How Young Alfred Uses Data
Tell us about a project you’re working on right now that you’re excited about.
Last month, we released Young Alfred’s home insurance calculator to estimate a home insurance premium using a limited number of input data. A comprehensive home insurance calculation requires over 100 factors, but people often don’t want to enter 100 pieces of information to get a ballpark figure. Adding to the complexity, those 100 factors can change over time and change from one zip code to another. There are more than 42,000 ZIP codes in America and each one can have a different custom calculator to estimate home insurance premiums.
Rather than starting with a clustering algorithm, we chose to pick a simpler model as a baseline and improve on it over time. We built a simple model framework with 42,000 sets of model coefficients.
We finalized on a model that cannot guarantee it will get all 10 input factors and still perform while minimizing squared error. While we evaluated over a dozen types of models to arrive at our first implementation, it’s fun to know that the one we implemented was grounded in simplicity and still leaves room for improvement. As a starting point, it is still more powerful than anything else out there.

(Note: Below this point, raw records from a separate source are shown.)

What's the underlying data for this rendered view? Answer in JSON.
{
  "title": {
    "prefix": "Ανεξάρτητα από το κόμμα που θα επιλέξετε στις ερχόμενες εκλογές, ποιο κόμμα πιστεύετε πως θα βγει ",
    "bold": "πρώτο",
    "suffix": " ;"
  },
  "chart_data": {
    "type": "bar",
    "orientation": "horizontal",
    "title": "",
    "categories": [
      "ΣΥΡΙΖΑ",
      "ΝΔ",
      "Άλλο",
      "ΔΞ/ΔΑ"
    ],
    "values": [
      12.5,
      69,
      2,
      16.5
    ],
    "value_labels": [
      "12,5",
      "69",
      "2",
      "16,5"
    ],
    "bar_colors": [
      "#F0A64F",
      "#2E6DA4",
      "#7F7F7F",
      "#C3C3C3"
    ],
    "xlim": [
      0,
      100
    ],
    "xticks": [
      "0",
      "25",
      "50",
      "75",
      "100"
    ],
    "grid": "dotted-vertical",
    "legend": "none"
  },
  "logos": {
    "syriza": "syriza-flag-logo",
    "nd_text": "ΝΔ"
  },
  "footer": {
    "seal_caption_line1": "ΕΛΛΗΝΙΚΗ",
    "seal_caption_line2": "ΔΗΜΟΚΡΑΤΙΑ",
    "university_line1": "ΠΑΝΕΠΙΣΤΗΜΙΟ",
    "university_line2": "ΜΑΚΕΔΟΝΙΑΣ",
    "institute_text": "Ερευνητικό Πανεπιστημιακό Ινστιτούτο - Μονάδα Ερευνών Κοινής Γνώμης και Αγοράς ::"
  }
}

Drawing insights and predictions from this undermined data is similar to discovering a whole new world.”
What’s one thing that might surprise people about your role as a data engineer at your company?
Understand that not all data is equal. Datasets are as diverse as people. Most of the established tech and finance industries work with beautifully cleaned and normalized data because the industry is mature and the value of a basis point in that industry is so high. However, many industries are filled with disorganized data that is highly categorical and incredibly sparse. Drawing insights and predictions from this undermined data is similar to discovering a whole new world.
More than data engineers, we are data explorers. We handle the data everyone else said was too hard to parse or model, and that is what excites the best data engineers.